How far is too far in television and entertainment? There’s great debate over violence and other explicit content in general media, but sometimes the line being crossed is not as obvious as nudity or bloodshed. Lifetime Network is notorious for its quickly made productions, churning out dozens of TV movies loosely based in fact and filled with salacious hyperbole.
Their most recent winning program, The Pregnancy Pact, featured a story similar to the truth-life group of Gloucester girls eager to have children at the same time, and in high school no less.
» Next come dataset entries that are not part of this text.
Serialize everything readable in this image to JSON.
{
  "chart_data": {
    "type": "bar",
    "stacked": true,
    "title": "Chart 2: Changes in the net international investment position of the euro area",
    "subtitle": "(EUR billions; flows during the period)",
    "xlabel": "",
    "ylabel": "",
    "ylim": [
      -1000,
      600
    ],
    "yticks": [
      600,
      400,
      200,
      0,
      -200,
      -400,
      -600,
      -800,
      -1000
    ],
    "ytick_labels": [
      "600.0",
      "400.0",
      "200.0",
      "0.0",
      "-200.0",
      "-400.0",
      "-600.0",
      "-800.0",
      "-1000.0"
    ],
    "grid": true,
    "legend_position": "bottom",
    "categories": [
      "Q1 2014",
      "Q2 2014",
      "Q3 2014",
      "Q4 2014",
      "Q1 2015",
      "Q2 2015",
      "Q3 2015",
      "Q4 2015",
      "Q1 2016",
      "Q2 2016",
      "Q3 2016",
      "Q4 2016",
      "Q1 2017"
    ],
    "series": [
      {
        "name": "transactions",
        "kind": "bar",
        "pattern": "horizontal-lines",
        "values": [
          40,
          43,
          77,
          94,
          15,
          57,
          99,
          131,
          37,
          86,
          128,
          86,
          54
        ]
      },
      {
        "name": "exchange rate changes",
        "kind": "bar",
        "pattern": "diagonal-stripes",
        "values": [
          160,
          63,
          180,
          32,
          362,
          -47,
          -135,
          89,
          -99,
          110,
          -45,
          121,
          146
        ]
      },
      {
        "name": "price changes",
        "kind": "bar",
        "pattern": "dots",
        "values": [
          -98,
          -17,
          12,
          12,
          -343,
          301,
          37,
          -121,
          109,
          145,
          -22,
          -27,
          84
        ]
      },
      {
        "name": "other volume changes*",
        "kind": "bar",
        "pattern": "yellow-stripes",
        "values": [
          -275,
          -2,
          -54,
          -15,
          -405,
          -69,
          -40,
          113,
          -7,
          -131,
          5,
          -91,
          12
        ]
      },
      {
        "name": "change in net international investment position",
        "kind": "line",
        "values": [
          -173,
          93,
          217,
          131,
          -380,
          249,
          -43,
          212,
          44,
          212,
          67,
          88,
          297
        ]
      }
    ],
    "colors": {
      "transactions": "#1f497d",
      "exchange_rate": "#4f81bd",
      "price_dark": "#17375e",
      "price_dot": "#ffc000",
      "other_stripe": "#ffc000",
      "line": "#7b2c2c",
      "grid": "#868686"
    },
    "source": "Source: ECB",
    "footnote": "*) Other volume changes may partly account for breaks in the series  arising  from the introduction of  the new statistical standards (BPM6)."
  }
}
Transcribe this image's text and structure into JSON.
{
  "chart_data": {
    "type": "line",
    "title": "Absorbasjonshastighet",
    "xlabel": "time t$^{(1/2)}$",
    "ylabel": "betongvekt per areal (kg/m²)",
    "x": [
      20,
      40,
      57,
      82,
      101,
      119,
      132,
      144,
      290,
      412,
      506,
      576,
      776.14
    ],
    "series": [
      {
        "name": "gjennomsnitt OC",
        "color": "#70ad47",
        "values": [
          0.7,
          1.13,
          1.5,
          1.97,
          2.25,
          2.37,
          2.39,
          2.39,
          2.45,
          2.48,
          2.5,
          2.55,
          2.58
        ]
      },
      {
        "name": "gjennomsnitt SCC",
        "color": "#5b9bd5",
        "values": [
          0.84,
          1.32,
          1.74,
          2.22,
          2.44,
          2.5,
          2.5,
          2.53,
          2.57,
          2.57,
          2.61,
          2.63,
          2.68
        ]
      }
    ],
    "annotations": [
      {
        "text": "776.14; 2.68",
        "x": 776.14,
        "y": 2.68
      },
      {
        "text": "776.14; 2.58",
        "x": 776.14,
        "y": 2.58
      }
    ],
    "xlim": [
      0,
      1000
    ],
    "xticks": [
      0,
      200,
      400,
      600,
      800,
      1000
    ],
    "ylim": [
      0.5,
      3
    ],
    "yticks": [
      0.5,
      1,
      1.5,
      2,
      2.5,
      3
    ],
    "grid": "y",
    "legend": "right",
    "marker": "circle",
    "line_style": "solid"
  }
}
Weaving the plot in and out of fantasy and reality, Lifetime presented the highly fictionalized version of events with real news footage of the town’s mayor and staff handling the situation as they did months earlier. This kind of style lent the otherwise fabricated story a great deal of credibility, leaving the small New England town scrambling to defend the very values, schooling and parenting called into question over primetime.
This is just one example of a Lifetime movie that, all production value and poor writing qualms aside, not only causes undue notoriety but exploits a personal tragedy in an individual’s life.
Sunday evening, Lifetime plans to do it all again with their newest and arguably most controversial made-for-TV-movie Amish Grace. The “film” covers the senseless and horrific massacre of five Amish girls in their own schoolhouse and the community backlash that followed.
The project is loosely based on the similarly titled book, “Amish Grace: How Forgiveness Transcended Tragedy,” but the writers declined to work with producers on the proposed adaptation from the get-go. Their publisher sold the rights to their book to Lifetime, and the authors announced their desire to donate all personal profits to charity.
It is projects like this one that bolster Lifetime’s Nielsen ratings. Certainly some of the more infamous and highly anticipated movies lend to a greater draw in audience, perhaps curious to see “the whole truth.” But the stories presented in these rough dramatizations are crude representations of fact, wrought with salacious twists, scandals and exaggeration.
Network executives say audiences can’t get enough “based on a true story” style programming. It seems people flock to watch someone else’s life fall to pieces, either for the inspirational aspect, or the twisted satisfaction of schadenfreude.
This concept in television is not original to Lifetime movies alone. Plenty of reality programming has the same appeal to audiences, showing the real life breakdowns of truly desperate individuals. Law &’ Order is infamous for ripping episode plots from headlines. The show constantly pushes the boundaries of “too soon” with its portrayals of celebrity deaths (like the young blond bombshell overdose airing weeks after Anna Nicole Smith’s passing) and often upsetting some real life crime victims (like Ravi Batra, a lawyer who in 2004 sued the show for libel).
These examples are just a few of the thousands of programs dedicated to revved-up, almost true to life stories. Whatever the reason to watch is, one thing is for sure: as long as people are watching, this kind of programming will keep coming out.
Amish Grace will air this Sunday at 8pm on Lifetime…but please watch something better like The Pacific on HBO.